MetLife to Spin Off B/Ds to Avoid SIFI Designation

MetLife announced plans Tuesday to split off its U.S. retail operations, which include its broker/dealer and advisory operations, as well as life insurance, variable annuities and property-casualty units.

MetLife said it is still considering its options in how best to separate the business lines, including a public offering of shares in an independent company, a spin-off, and a sale. If the separation does take the form of a public offering, MetLife expects it would file with the Securities and Exchange Commission in about six months.

The move is driven, in part, because MetLife’s U.S. retail division has been classified as part of a Systemically Important Financial Institution (SIFI) and “risks higher capital requirements that could put it at a significant competitive disadvantage,” Steven A. Kandarian, chairman, president and CEO, said in a statement.

“Even though we are appealing our SIFI designation in court and do not believe any part of MetLife is systemic, this risk of increased capital requirements contributed to our decision to pursue the separation of the business,” he added. “An independent company would benefit from greater focus, more flexibility in products and operations, and a reduced capital and compliance burden.”

The new spin-off—which would be led by executive vice president Eric Steigerwalt—represents about 20 percent of MetLife's operating earnings as of Sept. 30, 2015, the company said.
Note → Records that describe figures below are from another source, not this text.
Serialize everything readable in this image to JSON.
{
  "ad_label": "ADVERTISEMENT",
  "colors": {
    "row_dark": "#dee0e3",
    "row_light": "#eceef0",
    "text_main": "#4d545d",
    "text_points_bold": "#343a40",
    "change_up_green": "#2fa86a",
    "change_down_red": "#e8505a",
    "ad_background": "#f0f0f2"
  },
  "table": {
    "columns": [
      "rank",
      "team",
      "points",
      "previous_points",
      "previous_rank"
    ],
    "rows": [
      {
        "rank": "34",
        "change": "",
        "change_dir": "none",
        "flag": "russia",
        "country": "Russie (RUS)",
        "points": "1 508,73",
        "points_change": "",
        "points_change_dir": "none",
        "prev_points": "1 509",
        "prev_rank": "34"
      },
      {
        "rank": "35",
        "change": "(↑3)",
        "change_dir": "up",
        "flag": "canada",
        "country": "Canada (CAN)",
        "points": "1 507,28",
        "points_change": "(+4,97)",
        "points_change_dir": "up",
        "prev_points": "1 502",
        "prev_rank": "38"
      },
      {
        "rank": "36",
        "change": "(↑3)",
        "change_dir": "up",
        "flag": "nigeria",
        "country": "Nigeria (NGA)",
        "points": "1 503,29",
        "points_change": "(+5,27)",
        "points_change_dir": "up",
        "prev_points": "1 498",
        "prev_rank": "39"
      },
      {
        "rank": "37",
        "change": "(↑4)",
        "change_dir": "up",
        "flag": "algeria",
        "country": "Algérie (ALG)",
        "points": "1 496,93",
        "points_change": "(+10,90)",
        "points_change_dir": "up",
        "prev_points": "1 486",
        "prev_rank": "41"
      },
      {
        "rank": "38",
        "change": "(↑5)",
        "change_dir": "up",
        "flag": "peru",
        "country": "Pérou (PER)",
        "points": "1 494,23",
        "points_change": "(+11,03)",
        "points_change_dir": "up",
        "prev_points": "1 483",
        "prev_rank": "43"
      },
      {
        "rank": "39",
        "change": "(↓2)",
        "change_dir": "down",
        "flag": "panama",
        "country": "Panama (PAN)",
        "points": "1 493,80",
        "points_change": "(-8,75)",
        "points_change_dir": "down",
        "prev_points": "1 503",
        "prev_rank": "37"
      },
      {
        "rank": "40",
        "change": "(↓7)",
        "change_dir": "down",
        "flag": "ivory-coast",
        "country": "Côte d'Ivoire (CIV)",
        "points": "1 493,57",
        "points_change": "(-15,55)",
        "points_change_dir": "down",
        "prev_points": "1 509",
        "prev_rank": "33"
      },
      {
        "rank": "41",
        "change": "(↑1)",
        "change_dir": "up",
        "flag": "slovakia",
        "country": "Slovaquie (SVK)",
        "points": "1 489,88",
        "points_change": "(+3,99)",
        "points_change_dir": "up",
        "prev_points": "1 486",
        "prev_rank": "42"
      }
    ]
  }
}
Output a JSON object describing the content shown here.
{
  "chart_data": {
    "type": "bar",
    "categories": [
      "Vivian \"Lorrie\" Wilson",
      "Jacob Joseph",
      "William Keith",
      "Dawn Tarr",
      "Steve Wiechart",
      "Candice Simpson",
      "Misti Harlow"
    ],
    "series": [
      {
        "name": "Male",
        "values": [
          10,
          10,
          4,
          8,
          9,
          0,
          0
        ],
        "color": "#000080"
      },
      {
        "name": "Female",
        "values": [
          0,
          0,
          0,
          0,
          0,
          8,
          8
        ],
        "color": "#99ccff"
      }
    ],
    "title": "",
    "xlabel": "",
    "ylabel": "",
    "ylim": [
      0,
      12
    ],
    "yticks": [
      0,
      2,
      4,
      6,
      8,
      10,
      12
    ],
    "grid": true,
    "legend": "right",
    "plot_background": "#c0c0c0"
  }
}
Currently MetLife employs 28,000 people in the United States.

MetLife’s captive brokerage operations have gone through several upheavals in recent years. In addition to slashing employee headcounts, Metlife revamped the unit in October 2013, pulling MetLife Securities Inc., New England Securities Inc. and MetLife Resources  together under a new group titled the MetLife Premier Client Group.

Prior to that, in April 2013, MetLife sold Tower Square and Walnut Street Securities b/ds to Cetera for an undisclosed sum. At the time of the deal, Tower Square and Walnut Street had a combined $25 billion in assets under management and 850 advisors.